2018年7月31日
水ぼうそうは、水痘帯状疱疹ウイルスによって引き起こる発疹性の病気です。ウイルスに感染してから2週間程度の潜伏期間を経て、発熱後に皮膚の表面が赤くなり、強いかゆみを伴う紅斑の発疹が全身に現れます。その後、水疱となり、粘度のある液体がふくまれる水疱や膿疱を経てかさぶたとなって(痂皮化)治癒します。水ぼうそうは子どもにかかることが多く、9歳以下での発症がほとんどです。子供の場合、重症化すると熱性けいれん、肺炎、気管支炎などの合併症にかかる場合があります。まれに成人でも発症することがあり、注意が必要です。
水痘帯状疱疹ウイルスは、麻しん(はしか)と同様に感染力が大変強く、空気感染、飛沫感染、接触感染により広がります。水ぼうそうにかかったことがない人は、患者さんにあまり近づかないように注意してください。学校保健安全法により、「すべての発疹がかさぶたになるまで」登校を停止するよう定められているため、症状が疑われる場合は、医師に相談するようにしてください。

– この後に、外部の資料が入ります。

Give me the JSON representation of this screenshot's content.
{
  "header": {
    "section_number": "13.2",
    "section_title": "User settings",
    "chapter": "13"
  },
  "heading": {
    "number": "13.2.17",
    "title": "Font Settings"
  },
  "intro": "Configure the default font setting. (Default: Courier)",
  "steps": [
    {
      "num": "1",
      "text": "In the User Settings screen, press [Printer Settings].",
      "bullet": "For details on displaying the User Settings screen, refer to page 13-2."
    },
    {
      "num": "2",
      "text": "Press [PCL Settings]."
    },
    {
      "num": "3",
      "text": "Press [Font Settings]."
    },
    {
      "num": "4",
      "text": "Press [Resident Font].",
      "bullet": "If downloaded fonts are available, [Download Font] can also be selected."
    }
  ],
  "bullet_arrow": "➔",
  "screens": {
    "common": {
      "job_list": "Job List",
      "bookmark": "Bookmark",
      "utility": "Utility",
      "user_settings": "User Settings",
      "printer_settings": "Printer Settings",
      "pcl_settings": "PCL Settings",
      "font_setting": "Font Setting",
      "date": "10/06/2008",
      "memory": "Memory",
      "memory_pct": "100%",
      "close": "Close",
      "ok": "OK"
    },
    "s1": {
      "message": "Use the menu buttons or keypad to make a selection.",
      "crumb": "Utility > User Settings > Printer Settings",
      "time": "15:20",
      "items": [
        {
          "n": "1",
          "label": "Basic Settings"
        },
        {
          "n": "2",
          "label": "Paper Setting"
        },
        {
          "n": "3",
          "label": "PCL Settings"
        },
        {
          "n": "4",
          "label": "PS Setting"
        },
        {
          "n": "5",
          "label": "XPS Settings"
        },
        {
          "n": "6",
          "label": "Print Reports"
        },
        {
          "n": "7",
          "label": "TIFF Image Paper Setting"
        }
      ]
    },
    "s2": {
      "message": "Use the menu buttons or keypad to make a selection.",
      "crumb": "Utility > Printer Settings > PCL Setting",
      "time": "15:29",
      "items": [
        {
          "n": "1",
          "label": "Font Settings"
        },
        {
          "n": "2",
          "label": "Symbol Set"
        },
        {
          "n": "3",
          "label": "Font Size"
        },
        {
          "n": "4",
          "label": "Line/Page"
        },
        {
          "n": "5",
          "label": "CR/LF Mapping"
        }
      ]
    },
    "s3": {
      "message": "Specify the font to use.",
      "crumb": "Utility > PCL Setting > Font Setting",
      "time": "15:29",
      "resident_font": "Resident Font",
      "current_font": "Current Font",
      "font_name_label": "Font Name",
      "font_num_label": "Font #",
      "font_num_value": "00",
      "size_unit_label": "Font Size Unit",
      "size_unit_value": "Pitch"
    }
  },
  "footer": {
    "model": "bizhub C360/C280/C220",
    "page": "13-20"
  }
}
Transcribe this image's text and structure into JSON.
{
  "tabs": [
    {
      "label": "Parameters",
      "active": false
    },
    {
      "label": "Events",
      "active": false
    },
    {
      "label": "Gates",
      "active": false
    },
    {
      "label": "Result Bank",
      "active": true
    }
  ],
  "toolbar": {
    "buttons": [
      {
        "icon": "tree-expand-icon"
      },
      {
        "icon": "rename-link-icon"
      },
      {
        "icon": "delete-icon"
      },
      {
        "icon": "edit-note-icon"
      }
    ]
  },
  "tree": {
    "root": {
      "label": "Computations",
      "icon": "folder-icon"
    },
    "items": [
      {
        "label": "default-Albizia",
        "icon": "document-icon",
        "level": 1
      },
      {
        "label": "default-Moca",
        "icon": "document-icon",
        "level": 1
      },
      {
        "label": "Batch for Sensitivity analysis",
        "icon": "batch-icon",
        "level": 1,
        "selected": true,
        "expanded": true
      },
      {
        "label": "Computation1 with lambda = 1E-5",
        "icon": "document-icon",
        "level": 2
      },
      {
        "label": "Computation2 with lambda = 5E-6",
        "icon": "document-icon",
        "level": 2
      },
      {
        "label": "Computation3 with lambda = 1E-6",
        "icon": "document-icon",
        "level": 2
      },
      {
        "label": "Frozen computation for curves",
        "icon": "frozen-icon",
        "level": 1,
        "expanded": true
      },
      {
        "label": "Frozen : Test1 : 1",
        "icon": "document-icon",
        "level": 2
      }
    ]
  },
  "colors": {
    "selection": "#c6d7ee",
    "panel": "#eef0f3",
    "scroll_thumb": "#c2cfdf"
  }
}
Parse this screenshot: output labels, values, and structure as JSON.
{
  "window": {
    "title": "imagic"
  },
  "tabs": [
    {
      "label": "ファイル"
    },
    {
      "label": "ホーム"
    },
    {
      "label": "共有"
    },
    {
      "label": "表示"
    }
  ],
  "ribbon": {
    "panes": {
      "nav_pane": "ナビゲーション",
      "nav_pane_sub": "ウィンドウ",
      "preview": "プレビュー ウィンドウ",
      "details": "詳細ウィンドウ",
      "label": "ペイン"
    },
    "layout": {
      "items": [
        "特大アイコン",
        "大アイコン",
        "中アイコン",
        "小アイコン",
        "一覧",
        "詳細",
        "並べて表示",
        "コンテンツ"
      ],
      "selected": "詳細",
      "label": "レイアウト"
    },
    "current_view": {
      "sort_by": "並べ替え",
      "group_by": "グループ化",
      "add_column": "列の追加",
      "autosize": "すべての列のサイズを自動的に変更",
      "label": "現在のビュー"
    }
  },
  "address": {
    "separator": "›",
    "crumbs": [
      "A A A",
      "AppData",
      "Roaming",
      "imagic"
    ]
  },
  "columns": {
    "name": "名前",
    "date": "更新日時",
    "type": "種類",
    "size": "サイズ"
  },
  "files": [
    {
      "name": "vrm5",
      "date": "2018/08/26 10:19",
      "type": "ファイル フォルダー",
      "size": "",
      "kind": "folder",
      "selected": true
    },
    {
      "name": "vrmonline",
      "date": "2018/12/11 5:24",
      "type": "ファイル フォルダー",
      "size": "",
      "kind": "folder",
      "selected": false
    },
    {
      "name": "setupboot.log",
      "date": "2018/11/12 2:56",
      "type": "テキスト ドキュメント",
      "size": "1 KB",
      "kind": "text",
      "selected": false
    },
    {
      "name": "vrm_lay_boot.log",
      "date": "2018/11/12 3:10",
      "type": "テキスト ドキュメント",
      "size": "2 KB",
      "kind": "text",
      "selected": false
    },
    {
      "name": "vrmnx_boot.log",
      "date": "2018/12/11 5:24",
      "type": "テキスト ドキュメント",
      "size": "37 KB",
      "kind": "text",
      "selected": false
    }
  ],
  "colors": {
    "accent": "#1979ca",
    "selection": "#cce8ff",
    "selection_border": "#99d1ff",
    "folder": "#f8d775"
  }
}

水ぼうそうと帯状疱疹は、ともに水痘帯状疱疹ウイルスが原因で起こる病気です。水ぼうそうは水痘帯状疱疹ウイルスにはじめて感染したときに起こる病気です。いっぽう帯状疱疹は、水ぼうそうに感染したことがある人の免疫力が下がったときなどに起こる病気で、一般的に大人や高齢者が発症しやすく、帯状疱疹後におこる神経痛は激しいことが多いです。
水ぼうそうによって体内で増えたウイルスは、水ぼうそうが治っても体内からすべて消えるものではありません。神経細胞の中で静かに生き続けて、その人の免疫力が下がった時に、知覚神経(痛みを感じる神経)を傷つけながら伝わって帯状疱疹を起こします。帯状疱疹そのものや、後の神経痛を少しでも軽くするために、水ぼうそうにかかったことのある高齢者に対してもこのワクチンが使われるようになってきています。
水ぼうそうは、ワクチンで予防します。1回の接種によって水ぼうそうの重症化を予防できます。2回接種すると水ぼうそうの発症をほぼ予防できると考えられています。2014年10月から1~2歳児は定期接種として受けられるようになりました。定期接種は、生後12か月~36か月に至るまでの間に行います。1回目は生後12か月~15か月、2回目は1回目の接種から3か月以上経過後になります。すでに水ぼうそうを発症したことがある方はすでに免疫を持っているため、接種する必要はありません。一方で、定期接種対象年齢以上で水ぼうそうにかかったことがない方は、重症化する恐れがあるため、ワクチンを2回接種することをおすすめします。
水ぼうそうになった場合は、原因となるウイルスの増殖を抑える治療と、発熱・かゆみなどの症状をやわらげる治療があります。症状の程度は人によってさまざまなので、医療機関を受診して症状に合わせた治療を受けましょう。